Reclaiming Conversation: The Power of Talk in a Digital Age - by Sherry Turkle




my notes:

We are forever elsewhere.

Learning isn’t all about the answers. It’s about what the answers mean.

In solitude we find ourselves. When we are secure in ourselves we are able to listen to others and really hear what they have to say.

Speaking and listening with attention are skills that can be taught.

The classroom is a social space where students can see how thinking happens.

Don’t confuse the difficult with the impossible.

What we value most is control over where we put our attention.

If we don’t teach our children how to be alone, they will only know how to be lonely.

It is often when we hesitate, stutter, or fall silent that we reveal ourselves most to each other. And to ourselves.

We have convinced ourselves that surfing the web is the same as daydreaming.

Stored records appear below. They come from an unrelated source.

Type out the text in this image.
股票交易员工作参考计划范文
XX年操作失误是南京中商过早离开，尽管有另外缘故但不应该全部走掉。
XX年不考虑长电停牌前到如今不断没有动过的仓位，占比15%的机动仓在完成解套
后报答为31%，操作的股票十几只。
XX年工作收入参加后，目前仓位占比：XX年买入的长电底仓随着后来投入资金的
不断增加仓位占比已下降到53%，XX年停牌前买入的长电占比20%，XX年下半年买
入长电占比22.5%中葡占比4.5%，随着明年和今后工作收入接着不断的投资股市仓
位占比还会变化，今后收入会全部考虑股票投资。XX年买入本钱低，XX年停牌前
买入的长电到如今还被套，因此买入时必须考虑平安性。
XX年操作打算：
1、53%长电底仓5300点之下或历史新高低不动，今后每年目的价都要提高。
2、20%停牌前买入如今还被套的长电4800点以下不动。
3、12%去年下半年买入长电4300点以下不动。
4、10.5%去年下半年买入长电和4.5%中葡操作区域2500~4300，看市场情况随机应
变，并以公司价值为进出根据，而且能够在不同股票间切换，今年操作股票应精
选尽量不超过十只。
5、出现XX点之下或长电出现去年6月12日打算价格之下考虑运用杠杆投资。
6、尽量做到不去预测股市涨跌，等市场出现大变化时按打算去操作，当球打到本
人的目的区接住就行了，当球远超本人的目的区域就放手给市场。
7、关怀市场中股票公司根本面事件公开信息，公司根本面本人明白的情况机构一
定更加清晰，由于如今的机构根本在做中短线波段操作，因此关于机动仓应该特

We want children to know that words are associated with feelings.

When people say they are ‘addicted’ to their phones, they mean that they don’t want what their phones allow them to avoid.

Every time you check your phone in company, what you gain is a hit of stimulation, a neurochemical shot, and what you lose is what a friend, teacher, parent, lover, or co-worker just said, meant, felt.

If you don’t have practice in thinking alone, you are less able to bring your ideas to the table with confidence and authority.

A teacher is a model for how thinking happens, including false starts and hindsight.

Just because technology can help us solve a ‘problem’ doesn’t mean it was a problem in the first place.

When we allow ourselves to be vulnerable and less in control, our relationships, creativity and productivity thrive.

Paul Tillich, “Language has created the word ‘loneliness’ to express the pain of being alone. And it has created the word ‘solitude’ to express the glory of it.”

If we care about solitude, we have to communicate this to our children. They are not going to pick it up on their own.

Picasso, “ Without great solitude, no serious work is possible.”

When you’re on social media, you don’t leave, but you are not sure if you are making a conscious decision to stay.

When we reach for a phone to push reverie way, we should get into the habit of asking why:
Are we hiding from anxiety?
Are we hiding from a good idea that will demand difficult work?
Are we hiding from a question that will take time to sort through?

A good friend is someone who keeps you off your phone when you’re together.

A phone always gives you a way to look busy.

There is a lot we accept as the new normal that we don’t like at all.

Technology makes us forget what we know about life.

The most successful tyranny is the one that removes awareness of other possibilities.